Documentation


How to use any library in your scraper

You can use any libraries you want with your scraper. This makes things incredibly flexible and powerful. It's also incredibly straightforward.

You have a favorite scraping library? No problem. You need a library to convert some obscure file format into something sensible? No problem.

All you need to is specify the libraries that you want to use in your scraper repository. Each language does this slightly differently using the native tools for that language.

If you're already familiar with using Heroku, this will be even simpler for you, as morph.io's system for libraries is built on top of Buildpacks, the same technology that drives the installation of libraries on Heroku.

To have morph.io install specific gems for your scraper, add a Gemfile to your repository. For instance to install the mechanize and sqlite3 gems:

source 'https://rubygems.org'
gem "mechanize"
gem "sqlite3"

Then run bundle update. This will work out which specific versions of each gem will be installed and write the result of that to Gemfile.lock.

Make sure that you add both Gemfile and Gemfile.lock to your repository.

PHP in morph.io uses Composer for managing dependencies and runtime. You create a file composer.json in the root of your scraper repository which says what libraries and extensions you want installed.

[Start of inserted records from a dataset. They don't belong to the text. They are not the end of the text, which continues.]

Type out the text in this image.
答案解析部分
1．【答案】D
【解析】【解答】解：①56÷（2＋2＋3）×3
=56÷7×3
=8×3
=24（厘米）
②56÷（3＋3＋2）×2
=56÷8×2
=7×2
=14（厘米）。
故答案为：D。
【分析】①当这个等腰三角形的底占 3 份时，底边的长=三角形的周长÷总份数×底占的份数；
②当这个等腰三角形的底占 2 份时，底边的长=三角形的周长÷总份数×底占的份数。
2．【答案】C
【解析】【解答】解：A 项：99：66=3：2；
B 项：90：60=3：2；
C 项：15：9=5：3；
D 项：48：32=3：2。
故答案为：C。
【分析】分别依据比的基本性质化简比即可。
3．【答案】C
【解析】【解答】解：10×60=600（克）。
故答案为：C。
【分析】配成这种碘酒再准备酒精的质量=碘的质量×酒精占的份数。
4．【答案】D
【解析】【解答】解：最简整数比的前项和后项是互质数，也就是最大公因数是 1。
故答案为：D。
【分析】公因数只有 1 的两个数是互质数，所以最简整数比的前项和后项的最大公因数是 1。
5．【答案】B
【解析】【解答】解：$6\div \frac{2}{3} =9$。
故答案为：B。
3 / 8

For example, to install the XSL PHP extension your composer.json could look like this

{
  "require": {
      "ext-xsl": "*"
  }
}

Then run composer install. Depending on whether you have Composer locally or globally installed on your personal machine you can run either

php composer.phar install

or

composer install

As well as installing the libraries locally it will also create a composer.lock file which should be added alongside the composer.json file into git.

The next time the scraper runs on morph it will build an environment from this.

For more on the specifics of what can go in composer.json see the Composer documentation.

For Python morph.io installs libraries using pip from a requirements.txt file in the root of your scraper repository. The format for requirements.txt is straightforward.

For example to install specific version of the Pygments and SQLAlchemy library, requirements.txt could look like this

Pygments==1.4
SQLAlchemy==0.6.6

To choose which libraries to install you will need a file cpanfile in the root of your scraper directory. It can install anything from CPAN and has a very straightforward syntax.

For instance to install specific versions of HTTP::Message and XML::Parser your cpanfile should look like

requires "HTTP::Message", "6.06";
requires "XML::Parser", "2.41";

You don't have to specify the versions to install but it's recommended as otherwise different runs of the scraper could potentially use different versions of libraries.

Check cpanfile into git alongside your scraper and the next time it's run on morph it will install the libraries.

To have morph.io install packages from npm for your scraper, edit the package.json file in the root of your repository. You can edit this file by hand, or with npm install. For instance to install the express and sqlite3 packages:

{
  "name": "myscraper",
  "description": "a scraper that runs on morph.io",
  "version": "1.0.0",
  "dependencies": {
    "express": "^4.13.3",
    "sqlite3": "latest"
  }
}

Make sure that you do not add the node_modules directory to git. You should add this directory to your .gitignore file.